LBA6003 Background: Systemic therapy options have not been systematically evaluated in cisplatin-ineligible locally advanced head and neck squamous cell carcinoma (LAHNSCC) patients undergoing chemoradiation. This study evaluated docetaxel as a radiosensitizer in this setting. Methods: This was a randomised open-label study. Adults with LAHNSCC planned for radical or adjuvant chemoradiation, with ECOG PS 0-2 and who were cisplatin-ineligible as per the criteria by Ahn et al were enrolled. The patients were randomly assigned 1:1 to receive radiation alone or radiation with concurrent docetaxel 15 mg/m2 weekly for a maximum of 7 cycles. Adverse events were recorded in accordance with CTCAE version 4.03. The FACT-G, and H and N questionnaires (version 4) were self-administered at baseline, 6 months, 12 months and at 24 months. The primary endpoint was disease-free survival (DFS) and key secondary endpoints were overall survival (OS), adverse events and quality of life (Trial outcome index (TOI)). Results: The study recruited 356 patients with 176 in RT and 180 in the docetaxel-RT arm.

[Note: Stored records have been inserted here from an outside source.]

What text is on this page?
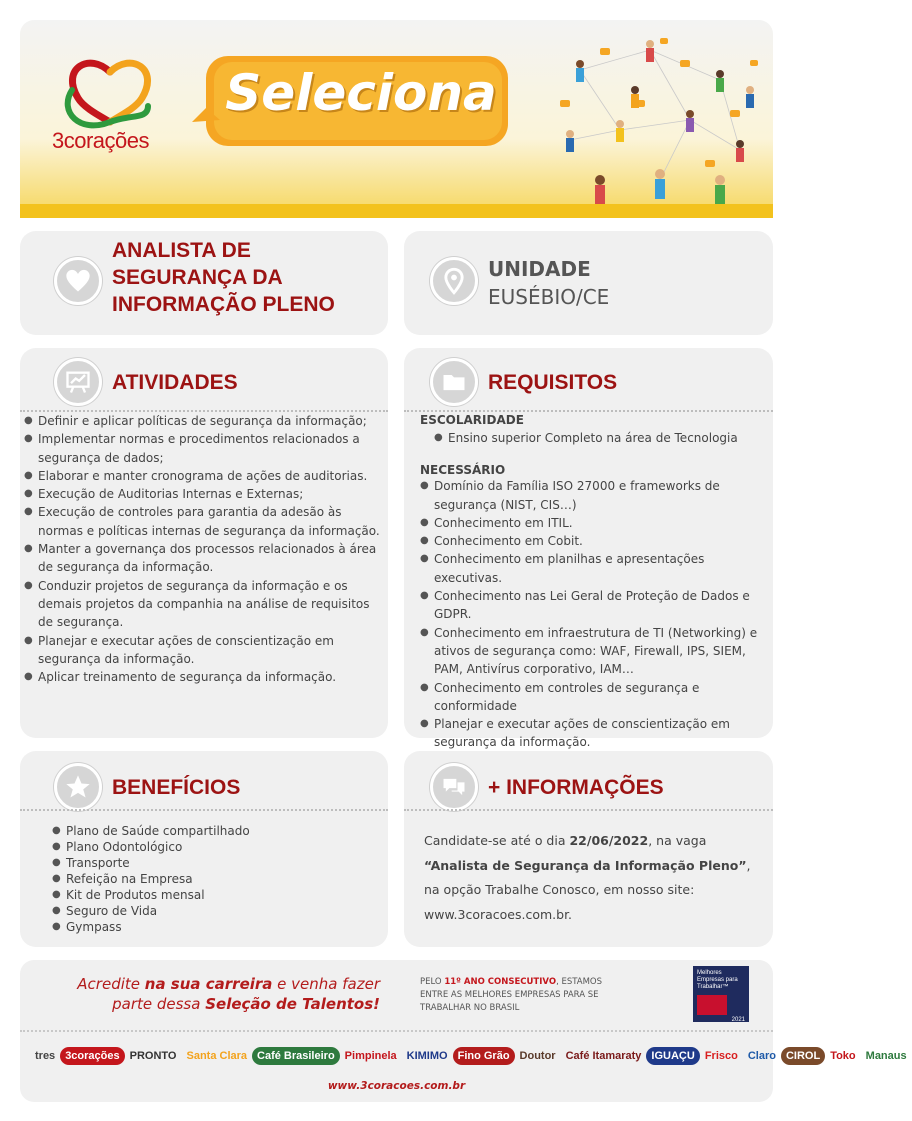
3corações
Seleciona
ANALISTA DE SEGURANÇA DA INFORMAÇÃO PLENO
UNIDADE
EUSÉBIO/CE
ATIVIDADES
● Definir e aplicar políticas de segurança da informação;
● Implementar normas e procedimentos relacionados a segurança de dados;
● Elaborar e manter cronograma de ações de auditorias.
● Execução de Auditorias Internas e Externas;
● Execução de controles para garantia da adesão às normas e políticas internas de segurança da informação.
● Manter a governança dos processos relacionados à área de segurança da informação.
● Conduzir projetos de segurança da informação e os demais projetos da companhia na análise de requisitos de segurança.
● Planejar e executar ações de conscientização em segurança da informação.
● Aplicar treinamento de segurança da informação.
REQUISITOS
ESCOLARIDADE
● Ensino superior Completo na área de Tecnologia
NECESSÁRIO
● Domínio da Família ISO 27000 e frameworks de segurança (NIST, CIS…)
● Conhecimento em ITIL.
● Conhecimento em Cobit.
● Conhecimento em planilhas e apresentações executivas.
● Conhecimento nas Lei Geral de Proteção de Dados e GDPR.
● Conhecimento em infraestrutura de TI (Networking) e ativos de segurança como: WAF, Firewall, IPS, SIEM, PAM, Antivírus corporativo, IAM…
● Conhecimento em controles de segurança e conformidade
● Planejar e executar ações de conscientização em segurança da informação.
●
BENEFÍCIOS
● Plano de Saúde compartilhado
● Plano Odontológico
● Transporte
● Refeição na Empresa
● Kit de Produtos mensal
● Seguro de Vida
● Gympass
+ INFORMAÇÕES
Candidate-se até o dia 22/06/2022, na vaga “Analista de Segurança da Informação Pleno”, na opção Trabalhe Conosco, em nosso site:
www.3coracoes.com.br.
Acredite na sua carreira e venha fazer parte dessa Seleção de Talentos!
PELO 11º ANO CONSECUTIVO, ESTAMOS ENTRE AS MELHORES EMPRESAS PARA SE TRABALHAR NO BRASIL
Melhores Empresas para Trabalhar™
2021
tres 3corações PRONTO Santa Clara Café Brasileiro Pimpinela KIMIMO Fino Grão Doutor Café Itamaraty IGUAÇU Frisco Claro CIROL Toko Manaus
www.3coracoes.com.br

The 2-year DFS was 30.3% (95%CI 23.6-37.4) versus 42% (95%CI 34.6-49.2) in the RT and docetaxel-RT arms respectively (Hazard ratio- 0.673; 95% CI 0.521-0.868; P-value=0.002). The median overall survival (OS) was 15.3 months (95%CI 13.1-22) in the RT arm and 25.5 months (95% CI 17.6-32.5) in the docetaxel-RT arm. (Log-rank P-value =.0.035). The 2 -year OS was 41.7% (95%CI 34.1-49.1) versus 50.8% (95%CI 43.1-58.1) in the RT and docetaxel-RT arms respectively (Hazard ratio-0.747; 95% CI 0.569-0.98; P-value=0.035). Any grade 3 or above adverse events were seen in 102 patients (58%) in RT and in 146 (81.6%) in docetaxel-RT arms respectively (P-value=0.000). There was a higher incidence of grade 3 and above mucositis (22.2% versus 49.7%; P<0.001), odynophagia (33.5% versus 52.5%; P<0.001) and dysphagia (33% versus 49.7%; P<0.002) with the addition of docetaxel. The addition of docetaxel did not lead to a worsening of TOI scores and FACT-G scores at 6 months. Conclusions: The addition of docetaxel to radiation improved disease-free survival and overall survival in cisplatin-ineligible LAHNSCC and represents a new standard of care. Clinical trial information: CTRI/2017/05/008700.